That’s right folks. It’s time for another edition of “Fact or Fiction” a/k/a “Quick Answers to Quick Questions” a/k/a QATQQ f/k/a “I don’t feel like writing a long blog post.”
If you operate a business in PA, NJ, DE or the USVI, then the answer is yes. This is true — even if the ban extends to alcohol consumption off the job.
So says the Third Circuit Court of Appeals in this opinion from earlier this week, where an alcoholic employee, who had previously checked himself in to rehab, had violated the terms of a subsequent return-to-work agreement with his employer never to consume alcohol again.

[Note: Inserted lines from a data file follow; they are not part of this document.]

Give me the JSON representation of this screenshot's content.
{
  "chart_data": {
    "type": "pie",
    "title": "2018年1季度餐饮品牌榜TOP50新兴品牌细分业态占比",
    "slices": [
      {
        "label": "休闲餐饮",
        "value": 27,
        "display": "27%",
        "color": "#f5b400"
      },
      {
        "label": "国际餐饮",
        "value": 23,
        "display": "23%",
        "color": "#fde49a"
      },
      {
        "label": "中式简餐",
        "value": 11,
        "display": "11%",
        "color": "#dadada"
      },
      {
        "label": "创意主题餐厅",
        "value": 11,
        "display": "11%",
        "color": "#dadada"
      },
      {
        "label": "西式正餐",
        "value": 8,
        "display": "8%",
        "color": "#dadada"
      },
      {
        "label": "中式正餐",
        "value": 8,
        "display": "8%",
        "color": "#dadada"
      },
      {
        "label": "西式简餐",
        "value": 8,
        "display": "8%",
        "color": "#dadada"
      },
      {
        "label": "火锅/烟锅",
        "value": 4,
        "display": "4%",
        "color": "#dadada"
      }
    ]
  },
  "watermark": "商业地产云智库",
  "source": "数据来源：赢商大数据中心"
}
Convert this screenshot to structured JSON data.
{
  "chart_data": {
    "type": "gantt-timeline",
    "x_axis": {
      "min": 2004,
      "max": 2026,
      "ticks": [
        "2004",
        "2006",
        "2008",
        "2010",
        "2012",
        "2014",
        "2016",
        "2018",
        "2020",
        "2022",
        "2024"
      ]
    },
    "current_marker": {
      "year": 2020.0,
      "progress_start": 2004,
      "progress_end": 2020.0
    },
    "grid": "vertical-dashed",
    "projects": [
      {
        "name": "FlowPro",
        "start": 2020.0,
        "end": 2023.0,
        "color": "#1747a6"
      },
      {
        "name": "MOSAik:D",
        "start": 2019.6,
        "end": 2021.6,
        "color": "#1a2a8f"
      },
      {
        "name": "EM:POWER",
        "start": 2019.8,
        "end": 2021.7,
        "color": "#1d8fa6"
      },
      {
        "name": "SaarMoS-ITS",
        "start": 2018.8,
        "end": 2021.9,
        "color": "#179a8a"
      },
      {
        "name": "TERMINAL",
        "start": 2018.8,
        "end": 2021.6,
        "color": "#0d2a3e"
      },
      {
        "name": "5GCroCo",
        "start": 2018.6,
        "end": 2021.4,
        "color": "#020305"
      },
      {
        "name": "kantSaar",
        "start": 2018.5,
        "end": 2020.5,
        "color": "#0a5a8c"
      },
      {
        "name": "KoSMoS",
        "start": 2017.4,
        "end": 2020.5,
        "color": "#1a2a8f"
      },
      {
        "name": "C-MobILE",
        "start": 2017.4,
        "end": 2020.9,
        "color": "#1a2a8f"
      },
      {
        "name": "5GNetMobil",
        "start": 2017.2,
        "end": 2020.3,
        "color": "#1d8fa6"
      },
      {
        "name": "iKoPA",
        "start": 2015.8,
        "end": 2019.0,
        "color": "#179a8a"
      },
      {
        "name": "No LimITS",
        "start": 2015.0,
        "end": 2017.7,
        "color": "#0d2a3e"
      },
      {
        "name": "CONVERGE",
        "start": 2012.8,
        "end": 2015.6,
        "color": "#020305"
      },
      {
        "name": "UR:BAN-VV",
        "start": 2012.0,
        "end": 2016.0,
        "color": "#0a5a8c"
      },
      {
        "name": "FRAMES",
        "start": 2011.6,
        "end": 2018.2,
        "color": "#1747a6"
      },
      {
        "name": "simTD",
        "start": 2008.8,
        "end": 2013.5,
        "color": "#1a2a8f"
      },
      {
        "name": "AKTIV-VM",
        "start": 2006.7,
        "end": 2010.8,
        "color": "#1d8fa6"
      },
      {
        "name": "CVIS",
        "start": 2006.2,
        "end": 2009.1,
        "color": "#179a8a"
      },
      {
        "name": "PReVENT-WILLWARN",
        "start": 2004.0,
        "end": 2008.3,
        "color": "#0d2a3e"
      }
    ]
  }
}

The employee claimed that the agreement violated the Americans with Disabilities Act’s ADA’s prohibition of “qualification standards, employment tests or other selection criteria that screen out or tend to screen out an individual with a disability.” The court; however, disagreed:
As numerous courts have recognized, employers do not violate the ADA merely by entering into return-to-work agreements that impose employment conditions different from those of other employees. Indeed, several of our sister circuits have explicitly endorsed agreements that bar an employee from consuming alcohol–whether at the workplace or otherwise…Although Ostrowski was subject to different standards than other Con-way employees who did not sign an RWA, this difference results from the terms of his agreement rather than disability discrimination.
Ultimately, the plaintiff could not show how the ban on booze singled him out because of his alleged disability (alcoholism) versus regulating his conduct (drinking alcohol).
So, the answer to today’s question — at least in the Third Circuit — is FACT.